For endpoints deployed across multiple datacenters, pass a list of volumes (one per datacenter):

```python theme={"theme":{"light":"github-light","dark":"github-dark"}}
from runpod_flash import Endpoint, GpuType, DataCenter, NetworkVolume

volumes = [
    NetworkVolume(name="models-us", size=100, datacenter=DataCenter.US_GA_2),
    NetworkVolume(name="models-eu", size=100, datacenter=DataCenter.EU_RO_1),
]

@Endpoint(
    name="global-inference",
    gpu=GpuType.NVIDIA_A100_80GB_PCIe,
    datacenter=[DataCenter.US_GA_2, DataCenter.EU_RO_1],
    volume=volumes
)
async def process(data: dict) -> dict:
    # Workers in each region access their local volume at /runpod-volume/
    ...
```

<Warning>
  Only one network volume is allowed per datacenter.

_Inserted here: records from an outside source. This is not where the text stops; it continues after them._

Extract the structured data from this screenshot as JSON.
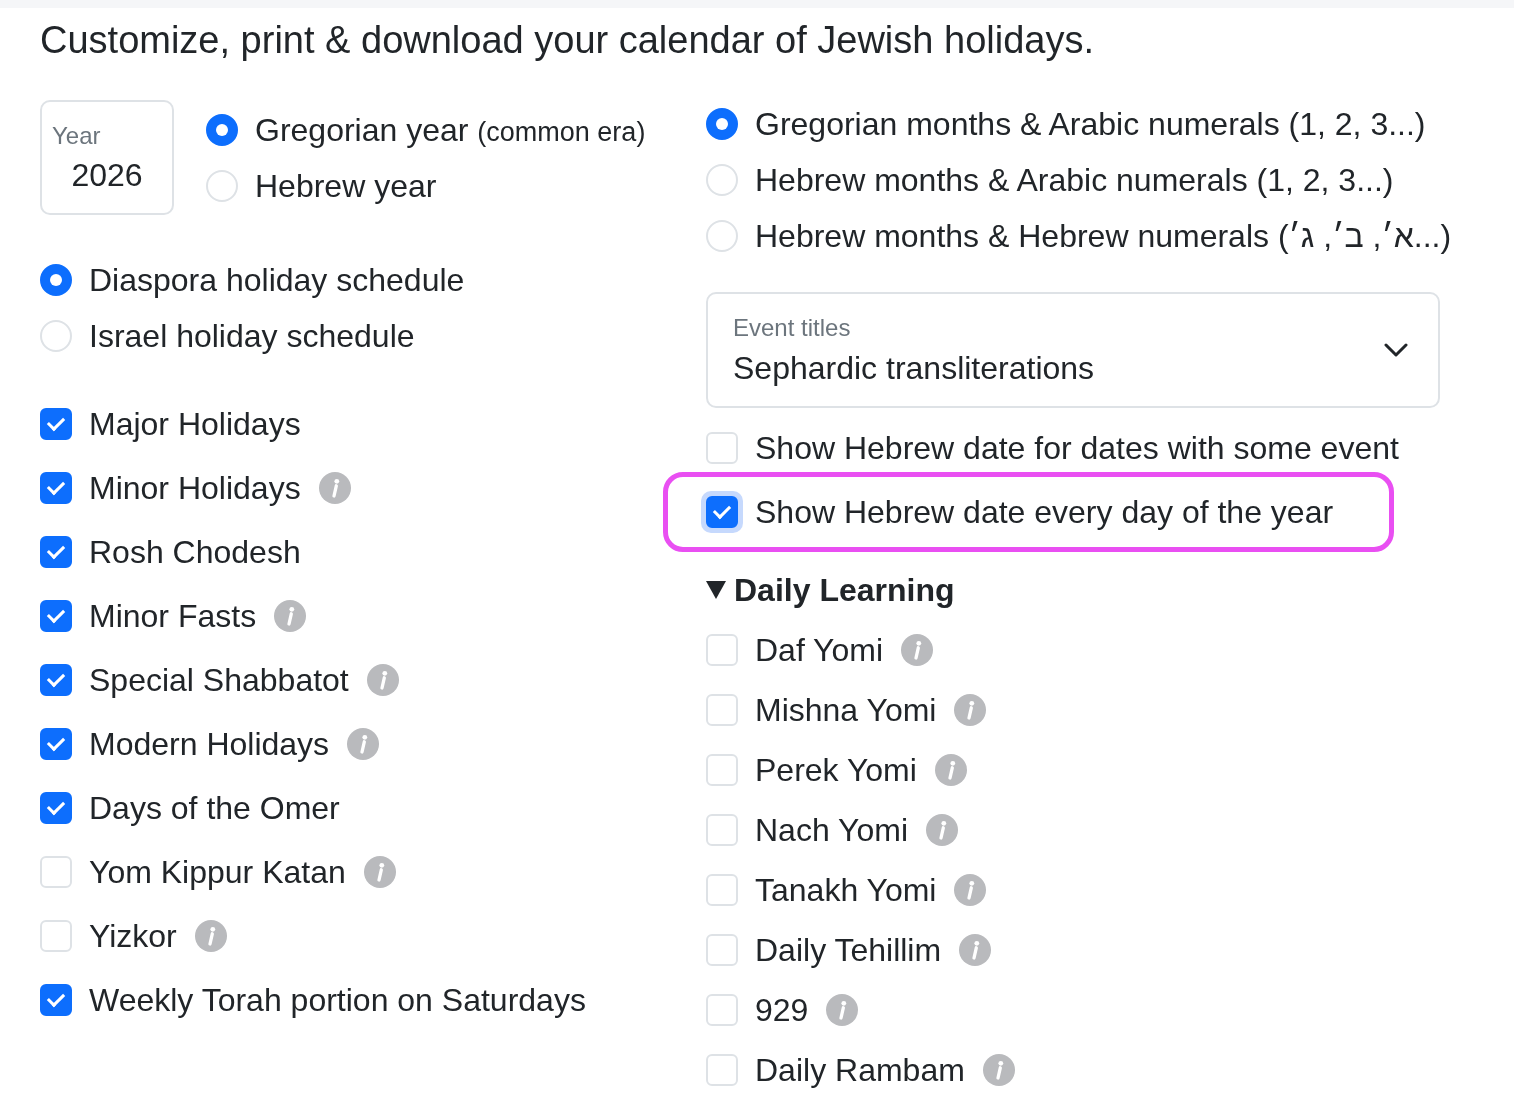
{
  "heading": "Customize, print & download your calendar of Jewish holidays.",
  "year_field": {
    "label": "Year",
    "value": "2026"
  },
  "year_type": [
    {
      "label": "Gregorian year",
      "note": "(common era)",
      "selected": true
    },
    {
      "label": "Hebrew year",
      "selected": false
    }
  ],
  "schedule": [
    {
      "label": "Diaspora holiday schedule",
      "selected": true
    },
    {
      "label": "Israel holiday schedule",
      "selected": false
    }
  ],
  "holidays": [
    {
      "label": "Major Holidays",
      "checked": true,
      "info": false
    },
    {
      "label": "Minor Holidays",
      "checked": true,
      "info": true
    },
    {
      "label": "Rosh Chodesh",
      "checked": true,
      "info": false
    },
    {
      "label": "Minor Fasts",
      "checked": true,
      "info": true
    },
    {
      "label": "Special Shabbatot",
      "checked": true,
      "info": true
    },
    {
      "label": "Modern Holidays",
      "checked": true,
      "info": true
    },
    {
      "label": "Days of the Omer",
      "checked": true,
      "info": false
    },
    {
      "label": "Yom Kippur Katan",
      "checked": false,
      "info": true
    },
    {
      "label": "Yizkor",
      "checked": false,
      "info": true
    },
    {
      "label": "Weekly Torah portion on Saturdays",
      "checked": true,
      "info": false
    }
  ],
  "date_format": [
    {
      "label": "Gregorian months & Arabic numerals (1, 2, 3...)",
      "selected": true
    },
    {
      "label": "Hebrew months & Arabic numerals (1, 2, 3...)",
      "selected": false
    },
    {
      "label": "Hebrew months & Hebrew numerals (א׳, ב׳, ג׳...)",
      "selected": false
    }
  ],
  "event_titles": {
    "label": "Event titles",
    "value": "Sephardic transliterations"
  },
  "hebrew_date": [
    {
      "label": "Show Hebrew date for dates with some event",
      "checked": false,
      "focused": false,
      "highlighted": false
    },
    {
      "label": "Show Hebrew date every day of the year",
      "checked": true,
      "focused": true,
      "highlighted": true
    }
  ],
  "daily_learning": {
    "title": "Daily Learning",
    "expanded": true,
    "items": [
      {
        "label": "Daf Yomi",
        "checked": false,
        "info": true
      },
      {
        "label": "Mishna Yomi",
        "checked": false,
        "info": true
      },
      {
        "label": "Perek Yomi",
        "checked": false,
        "info": true
      },
      {
        "label": "Nach Yomi",
        "checked": false,
        "info": true
      },
      {
        "label": "Tanakh Yomi",
        "checked": false,
        "info": true
      },
      {
        "label": "Daily Tehillim",
        "checked": false,
        "info": true
      },
      {
        "label": "929",
        "checked": false,
        "info": true
      },
      {
        "label": "Daily Rambam",
        "checked": false,
        "info": true
      }
    ]
  }
}
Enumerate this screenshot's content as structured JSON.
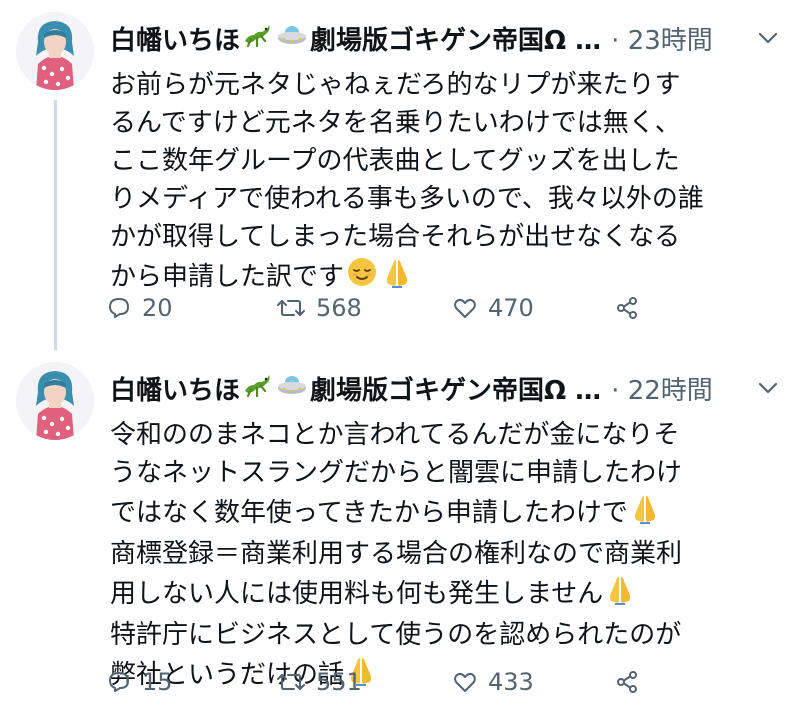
{
  "tweets": [
    {
      "author": {
        "name_before_emoji": "白幡いちほ",
        "name_after_emoji": "劇場版ゴキゲン帝国Ω …",
        "emojis": [
          "lizard-emoji",
          "flying-saucer-emoji"
        ]
      },
      "time": "· 23時間",
      "lines": [
        "お前らが元ネタじゃねぇだろ的なリプが来たりす",
        "るんですけど元ネタを名乗りたいわけでは無く、",
        "ここ数年グループの代表曲としてグッズを出した",
        "りメディアで使われる事も多いので、我々以外の誰",
        "かが取得してしまった場合それらが出せなくなる",
        "から申請した訳です"
      ],
      "trailing_emojis": [
        "relieved-face-emoji",
        "folded-hands-emoji"
      ],
      "counts": {
        "replies": "20",
        "retweets": "568",
        "likes": "470"
      }
    },
    {
      "author": {
        "name_before_emoji": "白幡いちほ",
        "name_after_emoji": "劇場版ゴキゲン帝国Ω …",
        "emojis": [
          "lizard-emoji",
          "flying-saucer-emoji"
        ]
      },
      "time": "· 22時間",
      "lines": [
        "令和ののまネコとか言われてるんだが金になりそ",
        "うなネットスラングだからと闇雲に申請したわけ",
        "ではなく数年使ってきたから申請したわけで",
        "商標登録＝商業利用する場合の権利なので商業利",
        "用しない人には使用料も何も発生しません",
        "特許庁にビジネスとして使うのを認められたのが",
        "弊社というだけの話"
      ],
      "line_emojis": {
        "2": "folded-hands-emoji",
        "4": "folded-hands-emoji",
        "6": "folded-hands-emoji"
      },
      "counts": {
        "replies": "15",
        "retweets": "551",
        "likes": "433"
      }
    }
  ],
  "colors": {
    "text": "#0f1419",
    "secondary": "#536471",
    "thread_line": "#cfd9de",
    "background": "#ffffff"
  }
}
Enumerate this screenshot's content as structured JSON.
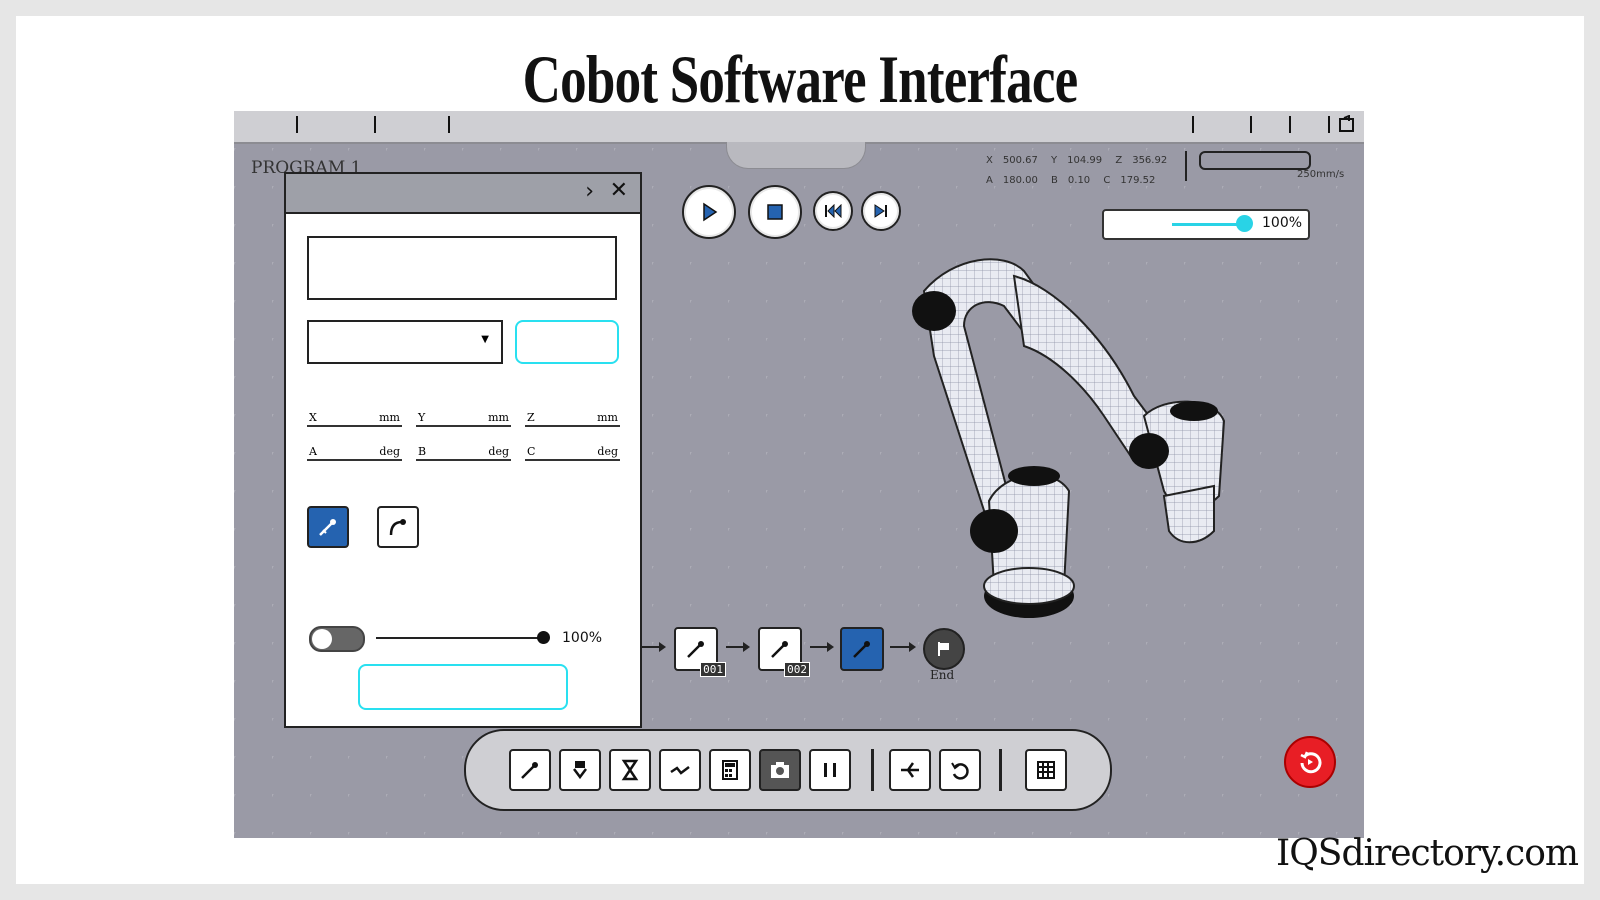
{
  "page": {
    "title": "Cobot Software Interface",
    "brand": "IQSdirectory.com"
  },
  "screen": {
    "program_label": "PROGRAM 1",
    "coords": {
      "x_label": "X",
      "x_value": "500.67",
      "y_label": "Y",
      "y_value": "104.99",
      "z_label": "Z",
      "z_value": "356.92",
      "a_label": "A",
      "a_value": "180.00",
      "b_label": "B",
      "b_value": "0.10",
      "c_label": "C",
      "c_value": "179.52"
    },
    "speed_label": "250mm/s",
    "override_percent": "100%",
    "controls": [
      "play-icon",
      "stop-icon",
      "skip-back-icon",
      "skip-forward-icon"
    ]
  },
  "panel": {
    "fields": {
      "x": "X",
      "y": "Y",
      "z": "Z",
      "a": "A",
      "b": "B",
      "c": "C",
      "mm": "mm",
      "deg": "deg"
    },
    "slider_percent": "100%"
  },
  "flow": {
    "nodes": [
      {
        "tag": "001"
      },
      {
        "tag": "002"
      }
    ],
    "end_label": "End"
  },
  "colors": {
    "accent_cyan": "#29e0f0",
    "active_blue": "#2563b0",
    "estop_red": "#e81e25"
  }
}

If you specify multiple volumes in the same datacenter, deployment will fail.
</Warning>

### Accessing network volume files

Network volumes mount at `/runpod-volume/` and can be accessed like a regular filesystem:

```python theme={"theme":{"light":"github-light","dark":"github-dark"}}
from runpod_flash import Endpoint, GpuType, NetworkVolume

vol = NetworkVolume(name="model-storage")

@Endpoint(
    name="model-server",
    gpu=GpuType.NVIDIA_A100_80GB_PCIe,
    volume=vol,
    dependencies=["torch", "transformers"]
)
async def run_inference(prompt: str) -> dict:
    from transformers import AutoModelForCausalLM, AutoTokenizer

    # Load model from network volume
    # Persists across worker restarts and shared between workers
    model_path = "/runpod-volume/models/llama-7b"
    model = AutoModelForCausalLM.from_pretrained(model_path)
    tokenizer = AutoTokenizer.from_pretrained(model_path)

    # Run inference
    inputs = tokenizer(prompt, return_tensors="pt").to("cuda")
    outputs = model.generate(**inputs, max_length=100)
    text = tokenizer.decode(outputs[0])

    return {"generated_text": text}
```

### Load-balanced endpoints with storage

```python theme={"theme":{"light":"github-light","dark":"github-dark"}}
from runpod_flash import Endpoint, GpuType, NetworkVolume

vol = NetworkVolume(name="model-storage")

api = Endpoint(
    name="inference-api",
    gpu=GpuType.NVIDIA_GEFORCE_RTX_4090,
    volume=vol,
    workers=(1, 5)
)

@api.post("/generate")
async def generate(prompt: str) -> dict:
    from transformers import AutoModelForCausalLM

    model = AutoModelForCausalLM.from_pretrained("/runpod-volume/models/gpt2")
    # Generate text
    return {"text": "generated"}

@api.get("/models")
async def list_models() -> dict:
    import os
    models = os.listdir("/runpod-volume/models")
    return {"models": models}
```

### Creating and managing network volumes

Network volumes must be created before attaching them to an Endpoint. See [Network volumes](/storage/network-volumes) for detailed instructions.